Russian government and defense institutions are the target of a new cyber espionage cluster that has just surfaced This article explores systems phishing. . The group, known as Vortex Werewolf, has been active since at least December 2025 and uses a mix of social engineering and genuine software tools to compromise secure networks.

Find out more about malware Network of Zero Trust Get access to solutions Evaluation of cybersecurity vulnerabilities Feeds of threat intelligence Articles from ZeroOwl Take advantage of Cyber Cybersecurity modules for hardware Consulting services for cybersecurity It seems that their main goal is to use anonymized protocols to gain continuous, secret remote access to sensitive systems. Phishing emails that trick recipients into clicking on harmful links are usually the first step in an attack. These scams imitate authentic file-sharing alerts, frequently posing as Telegram or other reliable platforms.

The infection chain starts when a victim interacts with the bait, which results in the use of tools made to get past common network security measures. By setting up file transfer and remote desktop protocols to reroute traffic through the Tor network, the malware makes it easier for unauthorized users to take control. Early in 2026, BI.ZONE researchers discovered this activity cluster, emphasizing the group's distinct operational strategies.
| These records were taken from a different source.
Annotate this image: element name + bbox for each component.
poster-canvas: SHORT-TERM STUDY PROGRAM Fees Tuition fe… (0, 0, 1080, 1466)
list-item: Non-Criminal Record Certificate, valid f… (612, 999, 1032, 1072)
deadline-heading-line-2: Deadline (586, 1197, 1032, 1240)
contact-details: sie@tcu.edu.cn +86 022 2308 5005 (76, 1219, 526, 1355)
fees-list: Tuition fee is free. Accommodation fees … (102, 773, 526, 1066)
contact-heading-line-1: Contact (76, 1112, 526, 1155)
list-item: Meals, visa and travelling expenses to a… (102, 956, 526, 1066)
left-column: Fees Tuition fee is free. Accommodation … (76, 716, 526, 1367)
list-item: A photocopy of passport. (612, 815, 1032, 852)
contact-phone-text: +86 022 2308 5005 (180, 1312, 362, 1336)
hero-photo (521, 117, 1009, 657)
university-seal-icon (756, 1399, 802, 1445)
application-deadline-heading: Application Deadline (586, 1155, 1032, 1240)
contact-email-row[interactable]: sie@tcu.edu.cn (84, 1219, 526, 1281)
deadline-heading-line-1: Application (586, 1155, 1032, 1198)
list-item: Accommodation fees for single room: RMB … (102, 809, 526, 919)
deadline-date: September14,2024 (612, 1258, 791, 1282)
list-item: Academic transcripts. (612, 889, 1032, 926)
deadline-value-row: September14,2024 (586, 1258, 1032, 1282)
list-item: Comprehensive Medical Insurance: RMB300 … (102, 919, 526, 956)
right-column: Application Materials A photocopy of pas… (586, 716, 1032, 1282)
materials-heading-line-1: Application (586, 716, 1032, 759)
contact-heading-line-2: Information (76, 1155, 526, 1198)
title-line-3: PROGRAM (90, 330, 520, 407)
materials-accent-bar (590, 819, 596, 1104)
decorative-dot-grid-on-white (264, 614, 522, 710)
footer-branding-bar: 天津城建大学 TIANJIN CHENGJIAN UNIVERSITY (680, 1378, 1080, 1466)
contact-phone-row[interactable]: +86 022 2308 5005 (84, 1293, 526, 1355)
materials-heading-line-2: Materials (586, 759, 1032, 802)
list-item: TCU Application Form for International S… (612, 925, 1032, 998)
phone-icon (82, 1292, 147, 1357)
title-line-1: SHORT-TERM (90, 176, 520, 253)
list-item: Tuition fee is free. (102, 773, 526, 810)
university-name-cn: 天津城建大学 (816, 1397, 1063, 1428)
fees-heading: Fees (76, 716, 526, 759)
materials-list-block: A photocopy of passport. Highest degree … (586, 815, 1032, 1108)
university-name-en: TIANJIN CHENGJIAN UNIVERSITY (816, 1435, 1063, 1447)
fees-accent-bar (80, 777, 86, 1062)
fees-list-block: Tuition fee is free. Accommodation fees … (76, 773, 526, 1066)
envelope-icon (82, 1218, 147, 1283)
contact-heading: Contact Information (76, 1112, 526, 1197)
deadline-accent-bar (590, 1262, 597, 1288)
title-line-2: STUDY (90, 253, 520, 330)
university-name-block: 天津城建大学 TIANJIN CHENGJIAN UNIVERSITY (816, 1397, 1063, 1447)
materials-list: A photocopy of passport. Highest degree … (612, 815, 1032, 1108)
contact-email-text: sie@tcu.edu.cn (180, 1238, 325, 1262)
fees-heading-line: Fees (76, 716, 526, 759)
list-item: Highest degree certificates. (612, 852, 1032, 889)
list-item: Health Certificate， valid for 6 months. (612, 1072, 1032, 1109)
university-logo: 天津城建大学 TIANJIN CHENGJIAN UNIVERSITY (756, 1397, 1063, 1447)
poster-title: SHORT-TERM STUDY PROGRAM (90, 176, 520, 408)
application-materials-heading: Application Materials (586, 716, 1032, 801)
This adversary uses particular obfuscation bridges for command and control communications, but it shares some behavioral traits with other threat actors, such as Core Werewolf. Phishing page prompt for a confirmation code (Source: Medium) A successful breach would have a huge impact because it would allow attackers to carry out commands and move files using RDP, SMB, SFTP, and SSH while staying hidden behind Tor Hidden Services.

The attackers use persistence mechanisms that endure system reboots in order to keep their foothold in compromised environments. Find out more Cyberexploitation Control of computer access Solutions for network security Network of Zero Trust Get access to solutions Software for data security MacOS security software is fed threat intelligence. The Cyber Server To make sure that the Tor client and SSH server start up automatically, the malware sets up scheduled tasks in the Windows operating system.

With this configuration, the threat actors can maintain permanent access to the victim's infrastructure, allowing them to steal information or switch to other vital systems whenever they want without setting off instant alerts. Phishing Techniques and the Mechanism of Infection The infection process is characterized by a high degree of social engineering sophistication designed to steal user credentials before delivering the payload.

Phishing page HTML code (Source: Medium) Upon clicking the first phishing link, a user is taken to a fake website that mimics the look and feel of a Telegram file download portal. This website successfully takes over the victim's active session by asking them to enter their phone number and the ensuing login confirmation code. Once the phishing page has successfully obtained the victim's session information, it directs the user to a trustworthy file hosting service, like Dropbox, where they can download a malicious ZIP file.

Notification of successful user authentication and file download (Source: Medium) There is a malicious LNK file in this archive that, when run, launches a PowerShell script.

Before installing the Tor and OpenSSH components needed for the encrypted command tunnel, this script runs checks to avoid sandbox environments. It is recommended that businesses use strong email filtering systems that use machine learning to identify phishing anomalies and spoof links. Security teams should block traffic to known malicious domains and rigorously check the destination of all incoming URLs.

Additionally, for early threat detection, network logs must be continuously monitored for unauthorized Tor or SSH connections. To receive more real-time updates, add ZeroOwl as a preferred source in Google and follow X, LinkedIn, and X.